MOSCOW, DEC. 17, 2000 (ZENIT.org).-
Hundreds and perhaps thousands of religious organizations around Russia are unlikely to meet a Dec. 31 deadline for re-registration and thus may be forced to disband or severely limit their activities, a prominent religious rights lawyer said, according to The Moscow Times.
Only 56% of about 17,500 organizations registered under a 1991 law on religion had been re-registered by July under a stricter 1997 law, Alexander Kudryavtsev, a presidential administration official in charge of relations with religious organizations, said Friday, according to the Times. More recent figures are not available, he said.
Lawyer Anatoly Pchelintsev said many Russian Orthodox parishes, Moslem groups and Protestant churches, mostly in the distant regions, have ignored the requirements or waited too long, or faced resistance on the part of local authorities and had to spend months fighting in court, the Times said.
Groups that belong to a «centralized» organization, such as the Moscow Patriarchate or Union of Evangelical Christians-Baptists, may be able to register next year as new organizations, the Times said.

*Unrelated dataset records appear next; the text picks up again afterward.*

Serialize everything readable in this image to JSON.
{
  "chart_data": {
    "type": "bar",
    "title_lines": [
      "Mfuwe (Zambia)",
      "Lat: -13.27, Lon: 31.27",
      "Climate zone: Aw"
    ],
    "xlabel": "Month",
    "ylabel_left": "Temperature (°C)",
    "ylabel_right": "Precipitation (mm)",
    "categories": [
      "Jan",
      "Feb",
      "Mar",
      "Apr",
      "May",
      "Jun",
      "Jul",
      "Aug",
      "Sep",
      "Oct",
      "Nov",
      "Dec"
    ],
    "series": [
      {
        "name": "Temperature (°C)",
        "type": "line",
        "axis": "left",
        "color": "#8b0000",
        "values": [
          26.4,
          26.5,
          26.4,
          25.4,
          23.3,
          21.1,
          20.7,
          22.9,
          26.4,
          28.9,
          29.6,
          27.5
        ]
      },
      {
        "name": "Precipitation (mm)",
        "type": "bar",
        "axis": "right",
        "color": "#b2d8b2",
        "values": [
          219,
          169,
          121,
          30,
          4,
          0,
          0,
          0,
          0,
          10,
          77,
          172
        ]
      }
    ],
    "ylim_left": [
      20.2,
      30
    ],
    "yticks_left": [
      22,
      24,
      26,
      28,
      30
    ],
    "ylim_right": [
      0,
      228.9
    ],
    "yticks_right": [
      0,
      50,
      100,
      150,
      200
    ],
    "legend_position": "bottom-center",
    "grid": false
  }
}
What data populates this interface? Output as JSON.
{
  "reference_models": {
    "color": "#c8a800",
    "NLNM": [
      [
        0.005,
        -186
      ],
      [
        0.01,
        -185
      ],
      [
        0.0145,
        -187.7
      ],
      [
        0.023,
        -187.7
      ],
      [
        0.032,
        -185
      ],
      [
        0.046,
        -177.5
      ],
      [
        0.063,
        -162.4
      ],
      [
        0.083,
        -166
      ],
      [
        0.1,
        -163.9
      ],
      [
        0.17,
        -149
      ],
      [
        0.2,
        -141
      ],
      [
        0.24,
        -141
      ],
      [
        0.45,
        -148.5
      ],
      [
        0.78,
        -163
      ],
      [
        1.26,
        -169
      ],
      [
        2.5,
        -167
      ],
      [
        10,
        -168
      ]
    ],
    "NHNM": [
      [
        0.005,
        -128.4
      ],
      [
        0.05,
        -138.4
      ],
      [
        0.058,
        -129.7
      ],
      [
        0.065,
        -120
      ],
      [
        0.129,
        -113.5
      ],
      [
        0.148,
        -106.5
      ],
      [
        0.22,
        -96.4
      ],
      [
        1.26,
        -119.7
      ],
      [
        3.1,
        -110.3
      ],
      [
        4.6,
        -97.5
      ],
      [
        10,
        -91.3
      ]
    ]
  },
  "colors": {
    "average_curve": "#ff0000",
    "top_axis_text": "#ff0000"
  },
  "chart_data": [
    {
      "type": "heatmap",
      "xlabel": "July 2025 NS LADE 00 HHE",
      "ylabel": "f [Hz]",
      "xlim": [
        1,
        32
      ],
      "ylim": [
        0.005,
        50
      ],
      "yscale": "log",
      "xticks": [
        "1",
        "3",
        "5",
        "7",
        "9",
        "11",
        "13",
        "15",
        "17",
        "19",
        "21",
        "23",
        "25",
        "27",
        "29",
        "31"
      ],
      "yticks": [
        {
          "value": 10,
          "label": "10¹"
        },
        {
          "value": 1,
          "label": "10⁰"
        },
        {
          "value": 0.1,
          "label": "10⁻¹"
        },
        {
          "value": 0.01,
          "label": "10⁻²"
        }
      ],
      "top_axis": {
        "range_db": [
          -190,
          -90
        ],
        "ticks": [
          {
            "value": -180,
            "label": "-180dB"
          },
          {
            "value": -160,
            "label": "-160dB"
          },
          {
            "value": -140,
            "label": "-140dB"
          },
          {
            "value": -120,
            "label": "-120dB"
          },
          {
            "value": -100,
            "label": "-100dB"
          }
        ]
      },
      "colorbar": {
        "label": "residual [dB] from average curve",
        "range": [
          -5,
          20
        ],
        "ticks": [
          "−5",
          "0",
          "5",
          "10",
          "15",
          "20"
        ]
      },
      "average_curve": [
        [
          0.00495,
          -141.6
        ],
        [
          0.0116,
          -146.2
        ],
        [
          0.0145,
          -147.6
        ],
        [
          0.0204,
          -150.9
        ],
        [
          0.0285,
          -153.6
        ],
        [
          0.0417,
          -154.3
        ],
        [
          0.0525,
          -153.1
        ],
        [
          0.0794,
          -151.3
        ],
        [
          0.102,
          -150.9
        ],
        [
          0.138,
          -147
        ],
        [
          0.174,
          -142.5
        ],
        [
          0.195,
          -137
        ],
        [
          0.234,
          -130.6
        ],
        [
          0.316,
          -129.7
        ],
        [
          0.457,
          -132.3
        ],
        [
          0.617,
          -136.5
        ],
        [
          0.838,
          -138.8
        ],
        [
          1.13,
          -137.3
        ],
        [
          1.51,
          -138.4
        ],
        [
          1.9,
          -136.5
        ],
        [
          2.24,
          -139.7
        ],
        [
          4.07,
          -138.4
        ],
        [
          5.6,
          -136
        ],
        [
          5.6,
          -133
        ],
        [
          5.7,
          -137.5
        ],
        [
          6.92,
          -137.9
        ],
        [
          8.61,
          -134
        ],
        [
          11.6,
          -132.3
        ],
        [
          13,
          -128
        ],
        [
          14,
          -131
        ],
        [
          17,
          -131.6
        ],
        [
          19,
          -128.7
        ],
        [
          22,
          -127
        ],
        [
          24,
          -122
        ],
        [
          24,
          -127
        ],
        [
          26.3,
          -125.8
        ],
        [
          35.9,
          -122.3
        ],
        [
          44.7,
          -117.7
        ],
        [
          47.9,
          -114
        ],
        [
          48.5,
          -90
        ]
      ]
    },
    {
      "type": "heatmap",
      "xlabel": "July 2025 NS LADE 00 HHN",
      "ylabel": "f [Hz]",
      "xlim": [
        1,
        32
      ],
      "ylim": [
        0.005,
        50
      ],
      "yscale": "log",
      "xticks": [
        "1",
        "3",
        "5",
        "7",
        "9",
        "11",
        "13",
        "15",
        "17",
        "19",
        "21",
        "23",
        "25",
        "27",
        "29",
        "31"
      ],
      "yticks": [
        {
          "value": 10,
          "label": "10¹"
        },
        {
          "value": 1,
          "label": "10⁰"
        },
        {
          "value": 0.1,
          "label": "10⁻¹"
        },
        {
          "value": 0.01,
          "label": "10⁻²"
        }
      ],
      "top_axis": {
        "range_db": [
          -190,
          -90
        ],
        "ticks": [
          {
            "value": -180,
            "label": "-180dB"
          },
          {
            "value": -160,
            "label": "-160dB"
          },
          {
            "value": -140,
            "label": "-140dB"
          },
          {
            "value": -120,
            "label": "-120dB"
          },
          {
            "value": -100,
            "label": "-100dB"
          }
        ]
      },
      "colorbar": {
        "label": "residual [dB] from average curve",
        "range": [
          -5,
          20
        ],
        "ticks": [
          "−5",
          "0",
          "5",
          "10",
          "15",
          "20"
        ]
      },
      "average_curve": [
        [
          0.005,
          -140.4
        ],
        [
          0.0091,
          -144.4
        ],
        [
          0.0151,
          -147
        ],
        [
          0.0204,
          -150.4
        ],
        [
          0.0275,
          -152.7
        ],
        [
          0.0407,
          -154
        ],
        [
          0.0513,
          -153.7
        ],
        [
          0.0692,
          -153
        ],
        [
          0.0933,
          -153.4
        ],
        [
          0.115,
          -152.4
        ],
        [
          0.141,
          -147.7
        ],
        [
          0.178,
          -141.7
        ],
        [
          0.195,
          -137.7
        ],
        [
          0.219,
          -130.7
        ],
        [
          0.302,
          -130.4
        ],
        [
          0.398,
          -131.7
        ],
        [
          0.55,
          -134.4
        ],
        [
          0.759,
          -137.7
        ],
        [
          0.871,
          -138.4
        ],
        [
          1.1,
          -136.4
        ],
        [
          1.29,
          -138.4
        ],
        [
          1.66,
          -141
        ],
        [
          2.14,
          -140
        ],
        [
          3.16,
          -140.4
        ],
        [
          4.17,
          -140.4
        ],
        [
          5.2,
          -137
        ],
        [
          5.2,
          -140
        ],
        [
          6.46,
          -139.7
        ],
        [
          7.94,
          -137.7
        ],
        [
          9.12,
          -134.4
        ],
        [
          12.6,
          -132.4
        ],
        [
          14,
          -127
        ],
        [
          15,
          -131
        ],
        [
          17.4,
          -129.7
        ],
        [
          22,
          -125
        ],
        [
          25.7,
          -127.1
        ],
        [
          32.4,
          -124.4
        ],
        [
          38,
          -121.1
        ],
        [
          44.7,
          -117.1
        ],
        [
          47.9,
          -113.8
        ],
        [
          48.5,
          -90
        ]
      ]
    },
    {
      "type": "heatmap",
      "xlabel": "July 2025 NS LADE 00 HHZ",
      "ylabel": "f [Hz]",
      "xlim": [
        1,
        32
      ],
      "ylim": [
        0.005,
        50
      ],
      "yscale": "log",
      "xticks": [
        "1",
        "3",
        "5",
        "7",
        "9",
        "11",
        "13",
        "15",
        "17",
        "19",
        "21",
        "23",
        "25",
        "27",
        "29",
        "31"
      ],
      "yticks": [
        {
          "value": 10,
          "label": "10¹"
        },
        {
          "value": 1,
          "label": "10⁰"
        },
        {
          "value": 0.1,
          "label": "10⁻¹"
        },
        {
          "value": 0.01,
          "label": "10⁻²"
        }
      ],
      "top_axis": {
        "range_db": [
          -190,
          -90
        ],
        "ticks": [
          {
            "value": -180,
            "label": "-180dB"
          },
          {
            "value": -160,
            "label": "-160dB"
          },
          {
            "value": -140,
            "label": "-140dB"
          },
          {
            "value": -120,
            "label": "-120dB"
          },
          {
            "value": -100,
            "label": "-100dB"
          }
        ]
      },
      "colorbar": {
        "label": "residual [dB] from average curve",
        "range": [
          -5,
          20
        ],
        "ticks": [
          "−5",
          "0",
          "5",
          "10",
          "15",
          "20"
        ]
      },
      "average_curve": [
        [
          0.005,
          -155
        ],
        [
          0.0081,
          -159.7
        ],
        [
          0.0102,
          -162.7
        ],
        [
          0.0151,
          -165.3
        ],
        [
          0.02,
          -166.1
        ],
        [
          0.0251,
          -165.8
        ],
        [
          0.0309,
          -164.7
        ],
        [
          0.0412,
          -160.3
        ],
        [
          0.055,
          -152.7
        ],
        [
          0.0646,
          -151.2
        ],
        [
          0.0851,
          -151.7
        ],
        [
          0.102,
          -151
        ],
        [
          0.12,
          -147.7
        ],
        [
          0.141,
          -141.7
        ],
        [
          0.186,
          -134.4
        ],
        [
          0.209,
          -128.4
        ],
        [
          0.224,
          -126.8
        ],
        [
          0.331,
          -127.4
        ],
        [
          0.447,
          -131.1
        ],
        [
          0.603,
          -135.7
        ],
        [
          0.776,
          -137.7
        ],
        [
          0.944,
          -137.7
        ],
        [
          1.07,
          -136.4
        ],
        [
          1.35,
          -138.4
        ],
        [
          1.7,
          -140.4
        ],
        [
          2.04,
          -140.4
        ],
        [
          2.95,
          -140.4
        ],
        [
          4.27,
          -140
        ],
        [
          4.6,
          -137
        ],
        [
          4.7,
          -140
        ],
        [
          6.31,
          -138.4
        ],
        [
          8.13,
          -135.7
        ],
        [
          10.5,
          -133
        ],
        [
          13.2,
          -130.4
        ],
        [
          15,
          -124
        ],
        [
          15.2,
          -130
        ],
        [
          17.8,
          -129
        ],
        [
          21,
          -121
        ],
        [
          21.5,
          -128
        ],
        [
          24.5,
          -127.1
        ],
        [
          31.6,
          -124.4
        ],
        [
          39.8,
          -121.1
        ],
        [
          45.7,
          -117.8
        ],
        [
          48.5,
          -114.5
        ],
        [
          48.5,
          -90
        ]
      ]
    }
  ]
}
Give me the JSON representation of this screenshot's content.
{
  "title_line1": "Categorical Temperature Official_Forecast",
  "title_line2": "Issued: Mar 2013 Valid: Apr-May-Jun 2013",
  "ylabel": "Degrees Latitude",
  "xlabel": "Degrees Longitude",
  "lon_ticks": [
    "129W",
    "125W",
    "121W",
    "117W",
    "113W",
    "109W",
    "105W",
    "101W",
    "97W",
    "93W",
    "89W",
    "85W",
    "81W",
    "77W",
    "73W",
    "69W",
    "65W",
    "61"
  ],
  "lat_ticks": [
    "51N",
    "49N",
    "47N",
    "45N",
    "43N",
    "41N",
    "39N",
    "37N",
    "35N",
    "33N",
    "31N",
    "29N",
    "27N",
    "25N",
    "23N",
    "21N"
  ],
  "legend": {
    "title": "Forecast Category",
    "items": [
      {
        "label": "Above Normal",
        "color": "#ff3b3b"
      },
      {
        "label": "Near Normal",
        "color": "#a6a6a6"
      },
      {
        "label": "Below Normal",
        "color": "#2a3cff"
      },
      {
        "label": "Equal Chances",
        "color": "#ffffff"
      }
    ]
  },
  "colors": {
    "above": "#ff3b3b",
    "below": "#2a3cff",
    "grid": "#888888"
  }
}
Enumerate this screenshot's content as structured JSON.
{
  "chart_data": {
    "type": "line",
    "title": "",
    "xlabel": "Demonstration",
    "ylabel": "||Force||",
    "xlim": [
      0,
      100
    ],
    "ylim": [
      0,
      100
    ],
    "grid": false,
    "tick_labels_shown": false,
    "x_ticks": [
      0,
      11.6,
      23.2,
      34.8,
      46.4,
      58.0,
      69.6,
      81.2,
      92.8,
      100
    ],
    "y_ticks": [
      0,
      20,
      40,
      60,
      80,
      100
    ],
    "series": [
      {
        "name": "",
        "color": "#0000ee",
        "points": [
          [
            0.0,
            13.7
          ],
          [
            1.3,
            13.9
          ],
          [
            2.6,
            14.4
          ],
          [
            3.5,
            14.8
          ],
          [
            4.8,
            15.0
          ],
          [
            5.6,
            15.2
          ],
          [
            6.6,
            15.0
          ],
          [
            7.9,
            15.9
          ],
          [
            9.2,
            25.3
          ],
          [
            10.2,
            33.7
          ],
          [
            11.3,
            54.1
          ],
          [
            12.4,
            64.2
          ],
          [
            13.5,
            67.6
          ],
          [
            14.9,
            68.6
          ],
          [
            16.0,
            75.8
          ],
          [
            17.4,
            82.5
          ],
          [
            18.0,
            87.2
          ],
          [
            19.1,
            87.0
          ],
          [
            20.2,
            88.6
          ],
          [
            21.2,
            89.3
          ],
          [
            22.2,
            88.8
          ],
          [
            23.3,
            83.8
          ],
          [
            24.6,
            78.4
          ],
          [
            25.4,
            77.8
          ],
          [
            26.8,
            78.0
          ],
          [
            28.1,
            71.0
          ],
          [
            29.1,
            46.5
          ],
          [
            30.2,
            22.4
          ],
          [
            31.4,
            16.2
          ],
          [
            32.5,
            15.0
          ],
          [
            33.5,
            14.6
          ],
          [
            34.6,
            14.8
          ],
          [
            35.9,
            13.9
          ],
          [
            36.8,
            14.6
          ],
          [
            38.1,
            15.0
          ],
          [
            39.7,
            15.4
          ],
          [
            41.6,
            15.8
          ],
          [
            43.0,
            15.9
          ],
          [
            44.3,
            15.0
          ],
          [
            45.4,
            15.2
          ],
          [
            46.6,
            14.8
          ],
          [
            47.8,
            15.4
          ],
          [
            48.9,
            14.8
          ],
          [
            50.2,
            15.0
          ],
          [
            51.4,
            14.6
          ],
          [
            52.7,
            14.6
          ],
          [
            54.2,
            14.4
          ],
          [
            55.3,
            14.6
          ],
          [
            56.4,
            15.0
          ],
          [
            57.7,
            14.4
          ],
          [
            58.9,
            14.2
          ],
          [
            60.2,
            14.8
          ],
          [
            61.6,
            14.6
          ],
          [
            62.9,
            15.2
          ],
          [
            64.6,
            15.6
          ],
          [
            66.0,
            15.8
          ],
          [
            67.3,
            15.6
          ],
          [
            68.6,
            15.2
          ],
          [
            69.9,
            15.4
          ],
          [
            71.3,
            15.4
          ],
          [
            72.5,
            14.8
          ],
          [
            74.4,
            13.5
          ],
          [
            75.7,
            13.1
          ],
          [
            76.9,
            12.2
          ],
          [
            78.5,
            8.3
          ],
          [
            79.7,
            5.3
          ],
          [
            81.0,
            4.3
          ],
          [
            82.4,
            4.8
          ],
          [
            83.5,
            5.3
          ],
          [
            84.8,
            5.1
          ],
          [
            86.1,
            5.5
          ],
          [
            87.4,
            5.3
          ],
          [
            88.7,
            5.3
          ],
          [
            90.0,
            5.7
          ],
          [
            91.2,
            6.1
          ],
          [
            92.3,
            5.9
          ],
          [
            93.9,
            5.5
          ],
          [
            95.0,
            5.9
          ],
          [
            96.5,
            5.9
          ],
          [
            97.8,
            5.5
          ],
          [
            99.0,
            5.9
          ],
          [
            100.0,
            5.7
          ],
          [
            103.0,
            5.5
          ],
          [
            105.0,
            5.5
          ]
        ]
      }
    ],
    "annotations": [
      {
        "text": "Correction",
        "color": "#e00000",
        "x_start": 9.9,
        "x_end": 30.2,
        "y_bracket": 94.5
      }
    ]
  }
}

But small churches of religious organizations new to Russia, often described as «sects,» are likely to be downgraded to «groups,» said Pchelintsev, head of the Law and Religion Institute. They would thus lose their right to hold services in public places, distribute literature, own property or invite foreign guests.
Pchelintsev said that across Russia, authorities have been particularly hard on Pentecostal groups, often denying them registration for ridiculous reasons.
In Cheboksary, he said, a Pentecostal group was initially refused registration on the grounds that it prayed for healing without having a medical license. The Moscow branch of the Salvation Army was recently denied registration on the grounds that as an «army,» it represents a «security threat.» Kudryavtsev, however, said the decision was «illiterate» and predicted the Salvation Army would eventually be registered.